L. Bardon . – En Occident, il est largement admis que ni le gouvernement ni le peuple chinois ne se soucient de la vie privée. En réalité, cette image sur la notion de vie privée est dépassée. Au cours des dernières années, le gouvernement chinois, cherchant à renforcer la confiance des consommateurs et leur participation à l’économie numérique, a commencé à mettre en place des protections de la vie privée qui, à bien des égards, ressemblent à celles qui existent aujourd’hui en Amérique et en Europe. Cependant, alors même que le gouvernement a renforcé la protection de la vie privée des consommateurs, il a intensifié la surveillance de l’État. Il utilise des échantillons d’ADN et d’autres données biométriques, comme la reconnaissance du visage et des empreintes digitales, pour surveiller les citoyens dans tout le pays. Il a renforcé la censure d’Internet et développé un système de “crédit social”, qui punit les comportements qui, selon les autorités, affaiblissent la stabilité sociale.

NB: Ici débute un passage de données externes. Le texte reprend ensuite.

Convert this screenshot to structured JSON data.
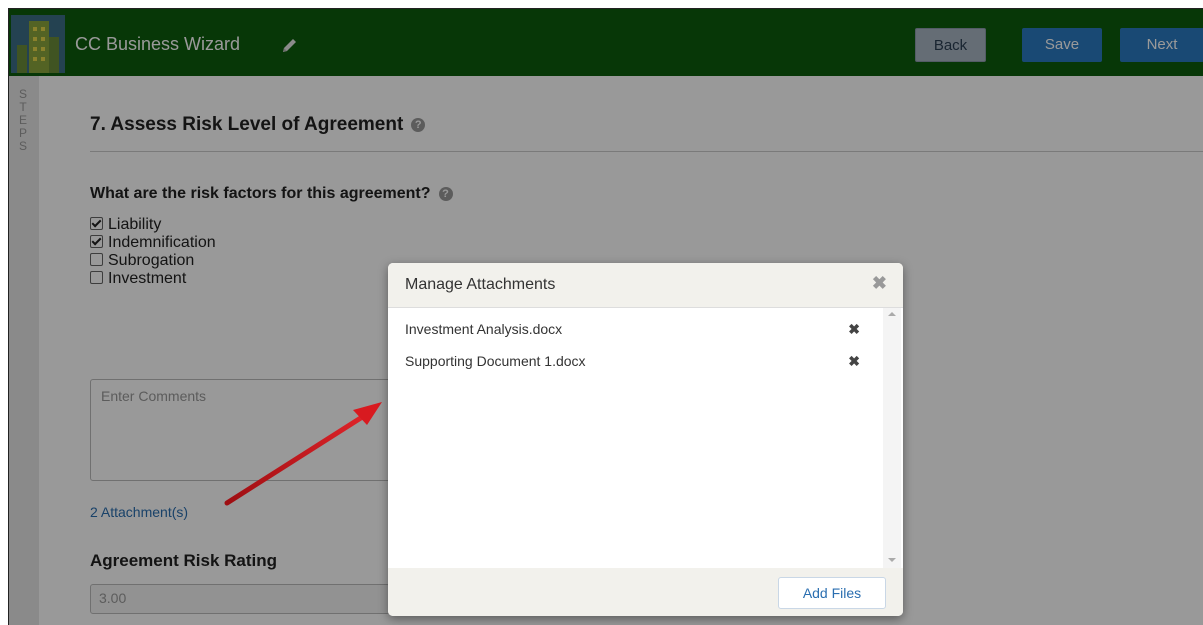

Ce paradoxe est devenu une caractéristique déterminante du nouveau régime chinois de protection des données et soulève la pérennité d’un tel modèle.

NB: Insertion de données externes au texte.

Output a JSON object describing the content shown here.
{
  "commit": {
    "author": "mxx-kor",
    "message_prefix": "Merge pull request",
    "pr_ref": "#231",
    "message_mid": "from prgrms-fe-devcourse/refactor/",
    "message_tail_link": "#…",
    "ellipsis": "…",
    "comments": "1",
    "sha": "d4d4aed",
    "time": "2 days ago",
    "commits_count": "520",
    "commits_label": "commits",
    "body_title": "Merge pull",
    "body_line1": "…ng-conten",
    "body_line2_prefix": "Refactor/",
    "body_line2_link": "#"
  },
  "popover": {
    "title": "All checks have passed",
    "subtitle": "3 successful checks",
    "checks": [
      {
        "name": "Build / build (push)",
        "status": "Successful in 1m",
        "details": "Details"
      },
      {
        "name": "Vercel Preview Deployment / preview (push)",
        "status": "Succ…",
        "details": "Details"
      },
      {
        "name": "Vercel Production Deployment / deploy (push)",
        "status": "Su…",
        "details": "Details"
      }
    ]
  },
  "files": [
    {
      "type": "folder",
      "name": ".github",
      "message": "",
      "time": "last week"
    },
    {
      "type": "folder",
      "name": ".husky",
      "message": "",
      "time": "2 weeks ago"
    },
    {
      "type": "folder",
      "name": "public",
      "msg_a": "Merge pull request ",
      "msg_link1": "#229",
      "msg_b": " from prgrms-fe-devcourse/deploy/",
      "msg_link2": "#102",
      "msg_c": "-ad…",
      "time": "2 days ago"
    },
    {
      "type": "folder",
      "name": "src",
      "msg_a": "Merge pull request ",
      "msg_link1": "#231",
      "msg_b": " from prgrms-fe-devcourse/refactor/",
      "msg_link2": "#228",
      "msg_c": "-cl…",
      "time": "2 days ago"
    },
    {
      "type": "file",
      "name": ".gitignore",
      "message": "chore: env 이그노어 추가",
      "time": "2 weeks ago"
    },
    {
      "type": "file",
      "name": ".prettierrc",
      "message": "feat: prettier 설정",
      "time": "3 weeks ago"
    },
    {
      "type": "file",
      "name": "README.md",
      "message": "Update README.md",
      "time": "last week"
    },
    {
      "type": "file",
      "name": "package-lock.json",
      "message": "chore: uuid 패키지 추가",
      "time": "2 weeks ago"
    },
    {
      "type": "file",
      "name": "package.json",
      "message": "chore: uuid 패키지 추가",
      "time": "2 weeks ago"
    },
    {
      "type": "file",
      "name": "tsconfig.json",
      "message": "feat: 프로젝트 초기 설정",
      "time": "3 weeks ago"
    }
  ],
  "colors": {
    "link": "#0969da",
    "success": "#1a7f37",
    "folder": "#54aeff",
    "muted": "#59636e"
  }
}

Derrière chaque recommandation personnalisée, les applications s’appuient sur des algorithmes pour prédire et itérer en fonction des données recueillies sur le comportement des gens. Mais il ne s’agit que de la face visible de l’iceberg. A mesure que le temps s’étire, l’algorithme séduit l’utilisateur et devient le moteur d’une boîte de Pandore qui devient un problème : l’algorithme envahit sa vie.

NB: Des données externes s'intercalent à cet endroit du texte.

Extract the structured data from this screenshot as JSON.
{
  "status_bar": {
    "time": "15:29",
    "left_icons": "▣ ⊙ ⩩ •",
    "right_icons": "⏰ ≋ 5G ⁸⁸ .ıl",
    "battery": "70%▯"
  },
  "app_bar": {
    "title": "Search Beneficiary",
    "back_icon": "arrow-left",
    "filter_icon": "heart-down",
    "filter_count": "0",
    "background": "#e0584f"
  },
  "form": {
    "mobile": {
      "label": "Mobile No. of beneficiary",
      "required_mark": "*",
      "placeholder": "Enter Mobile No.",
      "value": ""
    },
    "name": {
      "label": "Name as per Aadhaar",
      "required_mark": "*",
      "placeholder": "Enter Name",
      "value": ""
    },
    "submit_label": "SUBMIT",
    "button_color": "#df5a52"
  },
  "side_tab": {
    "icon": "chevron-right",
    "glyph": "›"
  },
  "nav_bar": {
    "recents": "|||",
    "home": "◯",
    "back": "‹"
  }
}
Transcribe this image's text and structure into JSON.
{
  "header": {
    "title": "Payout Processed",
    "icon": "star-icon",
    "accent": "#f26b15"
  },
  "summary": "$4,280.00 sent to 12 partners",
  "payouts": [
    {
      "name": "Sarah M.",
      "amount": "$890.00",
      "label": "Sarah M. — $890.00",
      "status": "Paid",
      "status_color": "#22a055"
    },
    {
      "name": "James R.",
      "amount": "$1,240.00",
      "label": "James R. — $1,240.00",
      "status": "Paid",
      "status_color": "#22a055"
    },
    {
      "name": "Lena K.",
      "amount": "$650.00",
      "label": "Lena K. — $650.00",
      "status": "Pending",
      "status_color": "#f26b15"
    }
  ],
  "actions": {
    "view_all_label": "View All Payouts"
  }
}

Le 18 mars 2019, un journaliste de « IT-times (IT时报) » a passé 3 mois à effectuer des tests de simulation répétés sur des téléphones Android, des iPhones et des tablettes Apple. Il a ainsi découvert qu’après avoir mentionné certaines phrases clés à plusieurs reprises, la probabilité de recommandation précise de Meituan et Ele.me et de recommandations pour des articles similaires était supérieure à 70%. Meituan et Ele.me ont rapidement réagi en affirmant que la plateforme ne surveillait pas les utilisateurs et n’utilisait pas de données pour l’analyse des informations.
Les applications de livraison « écoutent-elles » les utilisateurs ? La réponse demeure un mystère. Ce que l’on peut confirmer, c’est qu’il est techniquement possible pour les applications mobiles d’obtenir des informations sur la voix des utilisateurs, mais on ne peut pas nécessairement en déduire que des recommandations précises proviennent de données « écoutées ». En effet, la plateforme dispose de nombreuses options si elle veut « deviner vos goûts ».
D’autres types d’invasions sont plus silencieuses. De plus en plus de personnes passent leur temps dans diverses applications mobiles. Un rapport publié par Aurora Mobile montre qu’au deuxième trimestre 2021, le nombre total d’installations d’Apps mobiles par habitant des internautes chinois est passé à 66, et le temps d’utilisation quotidien moyen des Apps par habitant était de 5,1 heures, soit une augmentation de 0,4 heure par rapport à la même période en 2019.
Comment tout cela est-il arrivé ? Presque tous les types de logiciels pour téléphones mobiles sont accompagnés de recommandations de contenu personnalisées. Lorsque les téléphones intelligents sont devenus des objets personnels, voire des organes étendus, ils sont également devenus le support le plus direct pour les algorithmes et les personnes pour générer des liens. La recommandation algorithmique n’est pas nécessairement la seule cause de l’addiction à l’information, mais elle constitue un point de départ important. En outre, le contenu recommandé peut facilement conduire à l’homogénéité du contenu. Un autre problème est donc apparu : il est difficile pour les gens de sortir des bulles algorithmiques, tandis que la cognition, le jugement et la prise de décision seront également affectés.
La plupart des jeunes qui luttent contre les algorithmes sont des natifs du numérique. Nés après 1980, ils ont vécu dans le monde en ligne depuis leur plus jeune âge, et il leur est difficile de se débarrasser de l’influence des algorithmes en rompant complètement avec la technologie numérique. Ce qu’ils recherchent, c’est une tactique détournée plus réalisable. Certaines personnes tentent de se cacher sur Internet ou de semer la confusion sur la plate-forme pour empêcher les internautes de voir leur véritable personnalité.
Derrière les inquiétudes cachées de l’invasion de la vie par les algorithmes, il y a une anxiété plus profonde : les décisions et les jugements humains sont manipulés par la technologie. Le 25 mai 2021, A’ Bi a créé un groupe « anti-dépendance technologique », et a écrit dans le post d’ouverture : Ce groupe ne s’oppose pas à toutes les technologies, mais veut s’opposer à la dégradation de certaines capacités causée par une dépendance excessive à la technologie, et à la situation où la vie est complètement impossible sans certaines entreprises géantes. Parti de rien, le groupe « anti-dépendance technologique » compte aujourd’hui près de 16 000 membres. De nombreux membres de l’équipe ont échangé des méthodes et des expériences pour se débarrasser de la dépendance à l’App, et ont partagé leurs sentiments de retour à la vie réelle.
La technologie doit servir et aider l’humanité.